Ms. Keith filed a claim for Social Security Disability Insurance benefits in 2008, alleging that she was no longer able to work due to hypertension, hypothyroidism and a back condition, as well as frequent headaches. The Social Security Administration denied the claim initially and again on reconsideration. Following a July 2010 hearing before an SSA Administrative Law Judge, the judge found that Keith’s hypertension, hypothyroidism and back condition were severe impairments. The judge further concluded, however, that she could continue to perform light work in certain jobs available in the national economy. As a result, the ALJ said Keith wasn’t disabled for benefits purposes.
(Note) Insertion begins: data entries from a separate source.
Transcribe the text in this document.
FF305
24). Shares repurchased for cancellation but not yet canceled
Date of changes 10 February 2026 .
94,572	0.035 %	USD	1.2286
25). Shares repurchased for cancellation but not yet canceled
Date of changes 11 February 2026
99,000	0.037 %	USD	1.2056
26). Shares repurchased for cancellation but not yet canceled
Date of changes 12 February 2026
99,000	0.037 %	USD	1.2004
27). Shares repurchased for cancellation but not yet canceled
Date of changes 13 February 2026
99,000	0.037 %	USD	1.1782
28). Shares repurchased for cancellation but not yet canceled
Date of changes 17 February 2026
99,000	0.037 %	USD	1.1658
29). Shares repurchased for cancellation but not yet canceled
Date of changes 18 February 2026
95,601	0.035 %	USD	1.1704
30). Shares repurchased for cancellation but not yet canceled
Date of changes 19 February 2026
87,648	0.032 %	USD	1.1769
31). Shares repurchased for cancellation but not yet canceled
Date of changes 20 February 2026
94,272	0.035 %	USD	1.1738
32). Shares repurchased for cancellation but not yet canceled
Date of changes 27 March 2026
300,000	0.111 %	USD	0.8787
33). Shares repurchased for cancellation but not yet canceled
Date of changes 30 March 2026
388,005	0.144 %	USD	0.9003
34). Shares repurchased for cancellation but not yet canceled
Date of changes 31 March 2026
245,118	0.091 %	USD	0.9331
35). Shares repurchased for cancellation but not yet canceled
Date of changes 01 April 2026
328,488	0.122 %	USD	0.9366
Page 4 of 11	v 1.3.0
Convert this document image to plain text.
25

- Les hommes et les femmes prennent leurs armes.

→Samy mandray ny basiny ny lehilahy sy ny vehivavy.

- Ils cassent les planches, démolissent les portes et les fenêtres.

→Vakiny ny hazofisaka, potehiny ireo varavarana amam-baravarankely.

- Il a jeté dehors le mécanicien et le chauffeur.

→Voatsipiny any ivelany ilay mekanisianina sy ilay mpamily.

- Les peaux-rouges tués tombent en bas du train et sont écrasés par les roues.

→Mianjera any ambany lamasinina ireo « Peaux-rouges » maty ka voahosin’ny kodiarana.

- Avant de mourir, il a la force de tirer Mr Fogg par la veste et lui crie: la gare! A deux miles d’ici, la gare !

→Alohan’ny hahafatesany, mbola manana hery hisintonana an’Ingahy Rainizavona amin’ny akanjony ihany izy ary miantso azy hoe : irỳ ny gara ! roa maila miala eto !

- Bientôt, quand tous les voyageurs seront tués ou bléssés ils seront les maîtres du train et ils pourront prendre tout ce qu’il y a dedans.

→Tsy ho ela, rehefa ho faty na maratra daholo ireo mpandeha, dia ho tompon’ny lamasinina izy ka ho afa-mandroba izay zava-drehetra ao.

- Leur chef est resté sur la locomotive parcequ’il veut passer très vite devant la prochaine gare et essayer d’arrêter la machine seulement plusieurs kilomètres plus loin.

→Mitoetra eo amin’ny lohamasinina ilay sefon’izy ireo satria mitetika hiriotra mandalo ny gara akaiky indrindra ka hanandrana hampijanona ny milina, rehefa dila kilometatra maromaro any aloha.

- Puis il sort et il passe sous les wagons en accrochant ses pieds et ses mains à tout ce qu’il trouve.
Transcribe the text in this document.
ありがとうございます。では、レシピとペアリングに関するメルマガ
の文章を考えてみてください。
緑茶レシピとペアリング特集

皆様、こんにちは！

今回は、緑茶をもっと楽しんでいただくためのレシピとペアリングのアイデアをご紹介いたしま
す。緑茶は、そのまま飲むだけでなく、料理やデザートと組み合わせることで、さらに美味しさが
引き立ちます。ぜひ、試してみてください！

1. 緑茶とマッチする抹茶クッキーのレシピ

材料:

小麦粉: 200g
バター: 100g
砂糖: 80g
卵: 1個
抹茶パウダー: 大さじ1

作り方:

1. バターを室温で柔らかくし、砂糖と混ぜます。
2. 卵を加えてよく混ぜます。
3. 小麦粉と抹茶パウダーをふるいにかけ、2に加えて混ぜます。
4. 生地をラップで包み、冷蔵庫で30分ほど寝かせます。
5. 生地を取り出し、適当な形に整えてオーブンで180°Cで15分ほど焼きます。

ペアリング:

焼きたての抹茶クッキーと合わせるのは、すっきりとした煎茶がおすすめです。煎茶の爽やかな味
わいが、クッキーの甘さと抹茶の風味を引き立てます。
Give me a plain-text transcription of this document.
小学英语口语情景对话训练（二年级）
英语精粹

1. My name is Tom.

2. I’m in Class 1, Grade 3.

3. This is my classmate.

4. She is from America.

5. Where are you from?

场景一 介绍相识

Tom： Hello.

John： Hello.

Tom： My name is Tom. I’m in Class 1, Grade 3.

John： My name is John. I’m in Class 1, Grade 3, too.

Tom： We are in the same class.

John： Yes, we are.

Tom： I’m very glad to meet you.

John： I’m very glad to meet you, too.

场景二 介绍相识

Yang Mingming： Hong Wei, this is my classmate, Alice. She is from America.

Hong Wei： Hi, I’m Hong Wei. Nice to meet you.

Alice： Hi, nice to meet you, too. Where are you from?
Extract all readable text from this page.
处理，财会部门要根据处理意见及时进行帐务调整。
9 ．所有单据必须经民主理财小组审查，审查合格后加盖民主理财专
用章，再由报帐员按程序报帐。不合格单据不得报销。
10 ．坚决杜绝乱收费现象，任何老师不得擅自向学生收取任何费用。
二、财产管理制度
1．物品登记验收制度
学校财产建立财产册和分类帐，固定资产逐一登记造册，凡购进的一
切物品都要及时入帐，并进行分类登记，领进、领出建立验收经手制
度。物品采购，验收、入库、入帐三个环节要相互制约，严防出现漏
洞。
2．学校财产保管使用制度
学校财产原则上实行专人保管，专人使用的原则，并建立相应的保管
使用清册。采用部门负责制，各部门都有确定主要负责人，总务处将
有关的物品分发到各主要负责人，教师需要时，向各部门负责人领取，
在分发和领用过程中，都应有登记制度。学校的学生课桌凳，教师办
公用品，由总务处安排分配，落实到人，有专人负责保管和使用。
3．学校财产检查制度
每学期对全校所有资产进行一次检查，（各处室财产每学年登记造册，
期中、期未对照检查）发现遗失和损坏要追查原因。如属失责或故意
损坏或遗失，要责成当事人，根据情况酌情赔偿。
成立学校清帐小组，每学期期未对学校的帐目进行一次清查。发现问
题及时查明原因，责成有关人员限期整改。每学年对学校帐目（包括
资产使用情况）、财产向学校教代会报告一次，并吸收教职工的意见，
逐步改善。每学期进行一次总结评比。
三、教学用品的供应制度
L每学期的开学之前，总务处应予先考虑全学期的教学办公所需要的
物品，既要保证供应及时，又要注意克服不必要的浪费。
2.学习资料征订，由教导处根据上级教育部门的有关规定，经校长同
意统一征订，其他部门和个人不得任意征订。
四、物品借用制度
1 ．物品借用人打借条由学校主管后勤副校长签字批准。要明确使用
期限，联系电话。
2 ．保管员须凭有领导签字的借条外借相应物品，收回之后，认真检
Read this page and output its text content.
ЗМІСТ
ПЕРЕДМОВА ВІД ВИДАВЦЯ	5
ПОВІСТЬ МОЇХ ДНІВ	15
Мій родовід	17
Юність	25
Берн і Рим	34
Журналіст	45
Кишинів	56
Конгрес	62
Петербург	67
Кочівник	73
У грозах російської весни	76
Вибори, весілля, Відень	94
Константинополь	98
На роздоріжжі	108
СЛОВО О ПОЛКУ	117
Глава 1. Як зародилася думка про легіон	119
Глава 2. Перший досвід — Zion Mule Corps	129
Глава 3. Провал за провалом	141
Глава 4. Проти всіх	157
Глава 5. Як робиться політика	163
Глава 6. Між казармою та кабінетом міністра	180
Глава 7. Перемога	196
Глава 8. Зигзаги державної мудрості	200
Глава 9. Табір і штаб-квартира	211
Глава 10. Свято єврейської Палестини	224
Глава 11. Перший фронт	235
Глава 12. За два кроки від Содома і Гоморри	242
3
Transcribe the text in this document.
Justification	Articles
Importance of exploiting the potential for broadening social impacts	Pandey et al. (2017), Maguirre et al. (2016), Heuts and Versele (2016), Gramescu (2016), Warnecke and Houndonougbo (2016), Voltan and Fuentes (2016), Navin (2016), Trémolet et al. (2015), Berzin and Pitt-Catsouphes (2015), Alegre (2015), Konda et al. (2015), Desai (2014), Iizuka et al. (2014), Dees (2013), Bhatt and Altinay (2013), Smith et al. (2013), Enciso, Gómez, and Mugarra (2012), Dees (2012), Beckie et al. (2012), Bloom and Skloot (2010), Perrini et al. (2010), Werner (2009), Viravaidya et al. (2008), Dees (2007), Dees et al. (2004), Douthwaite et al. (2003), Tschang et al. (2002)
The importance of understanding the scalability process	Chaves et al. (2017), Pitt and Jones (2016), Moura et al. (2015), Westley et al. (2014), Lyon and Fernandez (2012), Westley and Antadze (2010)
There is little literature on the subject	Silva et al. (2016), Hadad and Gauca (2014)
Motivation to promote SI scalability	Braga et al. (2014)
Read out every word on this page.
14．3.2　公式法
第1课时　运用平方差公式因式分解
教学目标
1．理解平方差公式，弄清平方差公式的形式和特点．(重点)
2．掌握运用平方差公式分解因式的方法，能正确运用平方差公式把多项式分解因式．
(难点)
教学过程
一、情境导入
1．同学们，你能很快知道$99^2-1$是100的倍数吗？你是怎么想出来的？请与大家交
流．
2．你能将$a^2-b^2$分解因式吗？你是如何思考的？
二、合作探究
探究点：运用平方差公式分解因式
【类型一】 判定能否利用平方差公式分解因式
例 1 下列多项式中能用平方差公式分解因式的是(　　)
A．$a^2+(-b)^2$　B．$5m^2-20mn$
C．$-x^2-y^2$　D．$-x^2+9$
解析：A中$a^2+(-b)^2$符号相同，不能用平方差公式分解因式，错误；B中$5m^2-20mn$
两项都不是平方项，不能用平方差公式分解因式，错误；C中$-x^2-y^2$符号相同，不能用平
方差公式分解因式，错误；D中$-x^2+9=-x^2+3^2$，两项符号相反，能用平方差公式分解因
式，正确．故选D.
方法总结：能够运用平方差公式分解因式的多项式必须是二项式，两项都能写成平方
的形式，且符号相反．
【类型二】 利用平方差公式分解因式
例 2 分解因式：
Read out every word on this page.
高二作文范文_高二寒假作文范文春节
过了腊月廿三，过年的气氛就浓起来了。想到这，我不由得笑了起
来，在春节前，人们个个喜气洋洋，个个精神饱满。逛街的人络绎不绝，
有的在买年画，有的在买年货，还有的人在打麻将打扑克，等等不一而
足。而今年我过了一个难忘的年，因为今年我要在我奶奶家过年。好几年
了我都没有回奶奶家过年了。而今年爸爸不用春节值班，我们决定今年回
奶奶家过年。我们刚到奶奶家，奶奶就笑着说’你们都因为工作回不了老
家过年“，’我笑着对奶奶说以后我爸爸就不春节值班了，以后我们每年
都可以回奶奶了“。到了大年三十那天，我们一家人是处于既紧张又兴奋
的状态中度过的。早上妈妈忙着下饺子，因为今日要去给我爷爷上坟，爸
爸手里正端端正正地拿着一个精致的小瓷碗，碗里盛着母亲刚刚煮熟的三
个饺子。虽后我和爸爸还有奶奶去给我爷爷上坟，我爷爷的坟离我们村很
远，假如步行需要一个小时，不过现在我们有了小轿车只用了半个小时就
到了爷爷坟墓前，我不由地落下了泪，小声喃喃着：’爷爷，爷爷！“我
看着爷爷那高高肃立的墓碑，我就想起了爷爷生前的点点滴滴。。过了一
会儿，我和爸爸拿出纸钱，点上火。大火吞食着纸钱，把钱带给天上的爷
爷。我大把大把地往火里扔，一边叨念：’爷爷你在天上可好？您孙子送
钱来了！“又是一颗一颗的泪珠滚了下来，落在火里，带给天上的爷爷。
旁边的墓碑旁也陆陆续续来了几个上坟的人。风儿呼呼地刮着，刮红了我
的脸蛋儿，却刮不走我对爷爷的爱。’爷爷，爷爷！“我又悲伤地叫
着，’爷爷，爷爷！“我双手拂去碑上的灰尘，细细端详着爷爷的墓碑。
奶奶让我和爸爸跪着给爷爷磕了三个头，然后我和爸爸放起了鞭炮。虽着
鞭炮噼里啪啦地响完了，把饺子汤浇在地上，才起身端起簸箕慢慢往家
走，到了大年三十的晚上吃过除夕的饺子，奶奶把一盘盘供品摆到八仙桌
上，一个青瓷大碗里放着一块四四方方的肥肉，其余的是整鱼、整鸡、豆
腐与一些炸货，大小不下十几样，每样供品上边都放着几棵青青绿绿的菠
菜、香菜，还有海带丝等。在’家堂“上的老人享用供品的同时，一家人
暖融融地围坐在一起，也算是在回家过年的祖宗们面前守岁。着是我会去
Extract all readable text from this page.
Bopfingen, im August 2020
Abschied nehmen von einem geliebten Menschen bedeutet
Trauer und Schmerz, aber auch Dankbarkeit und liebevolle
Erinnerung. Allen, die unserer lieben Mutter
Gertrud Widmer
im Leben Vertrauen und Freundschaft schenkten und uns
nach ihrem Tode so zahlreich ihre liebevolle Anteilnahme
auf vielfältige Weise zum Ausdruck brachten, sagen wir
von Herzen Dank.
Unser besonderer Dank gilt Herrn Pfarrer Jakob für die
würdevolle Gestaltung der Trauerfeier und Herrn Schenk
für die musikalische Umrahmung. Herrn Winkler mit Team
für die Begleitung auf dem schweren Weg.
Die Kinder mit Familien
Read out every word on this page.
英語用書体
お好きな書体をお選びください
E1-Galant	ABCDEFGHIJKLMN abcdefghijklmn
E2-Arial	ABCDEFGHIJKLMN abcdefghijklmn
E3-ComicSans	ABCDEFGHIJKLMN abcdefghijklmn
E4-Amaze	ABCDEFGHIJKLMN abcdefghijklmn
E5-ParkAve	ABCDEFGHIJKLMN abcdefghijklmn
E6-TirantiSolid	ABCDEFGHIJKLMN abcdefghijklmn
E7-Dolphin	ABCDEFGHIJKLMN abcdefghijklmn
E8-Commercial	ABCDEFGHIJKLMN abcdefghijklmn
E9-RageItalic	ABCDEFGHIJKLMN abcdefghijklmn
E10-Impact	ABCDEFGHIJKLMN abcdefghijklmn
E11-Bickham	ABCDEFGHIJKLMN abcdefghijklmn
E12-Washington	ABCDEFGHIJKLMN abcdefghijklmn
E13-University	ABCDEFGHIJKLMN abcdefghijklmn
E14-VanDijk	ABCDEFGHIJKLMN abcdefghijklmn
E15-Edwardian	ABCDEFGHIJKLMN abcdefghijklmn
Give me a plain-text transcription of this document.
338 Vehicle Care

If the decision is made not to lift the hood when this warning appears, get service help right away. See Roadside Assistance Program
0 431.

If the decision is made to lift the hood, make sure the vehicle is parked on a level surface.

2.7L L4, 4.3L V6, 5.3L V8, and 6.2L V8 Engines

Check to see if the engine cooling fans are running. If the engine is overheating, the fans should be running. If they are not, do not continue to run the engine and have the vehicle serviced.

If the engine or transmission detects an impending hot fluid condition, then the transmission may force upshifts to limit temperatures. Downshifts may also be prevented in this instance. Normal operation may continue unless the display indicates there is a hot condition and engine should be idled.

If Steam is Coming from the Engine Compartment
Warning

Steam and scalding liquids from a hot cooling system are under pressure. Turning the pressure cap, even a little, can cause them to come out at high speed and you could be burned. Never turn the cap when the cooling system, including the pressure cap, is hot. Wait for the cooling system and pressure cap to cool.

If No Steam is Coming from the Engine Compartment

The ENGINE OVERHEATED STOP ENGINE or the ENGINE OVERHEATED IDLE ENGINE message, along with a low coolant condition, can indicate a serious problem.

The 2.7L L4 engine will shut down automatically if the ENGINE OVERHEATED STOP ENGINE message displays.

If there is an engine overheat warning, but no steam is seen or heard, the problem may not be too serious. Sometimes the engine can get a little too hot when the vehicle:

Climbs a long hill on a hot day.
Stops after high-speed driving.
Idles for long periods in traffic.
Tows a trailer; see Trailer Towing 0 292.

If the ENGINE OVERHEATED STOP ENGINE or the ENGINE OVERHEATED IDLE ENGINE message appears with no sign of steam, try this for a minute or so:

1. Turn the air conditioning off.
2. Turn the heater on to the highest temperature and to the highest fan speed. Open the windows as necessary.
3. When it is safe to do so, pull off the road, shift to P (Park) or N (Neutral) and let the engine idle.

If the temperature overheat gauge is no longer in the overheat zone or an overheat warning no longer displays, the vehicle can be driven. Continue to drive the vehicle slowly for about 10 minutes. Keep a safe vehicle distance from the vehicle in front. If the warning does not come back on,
Vacating the decision on appeal, the District Court said the ALJ may have failed to properly weigh the opinion given by Dr. Li, a state agency medical consultant. Li found that Keith’s hypothyroidism was “controlled” and that she could perform less than a full range of light work based on her impairments. The Court said this opinion was contradicted by other evidence in the record. “Where the opinion of a treating physician conflicts with that of a non-treating, non-examining physician, an ALJ may choose whom to credit but cannot reject evidence for no reason or for the wrong reason,” the Court explained, citing the 2000 decision by the U.S. Court of Appeals for the Third Circuit in Morales v. Apfel.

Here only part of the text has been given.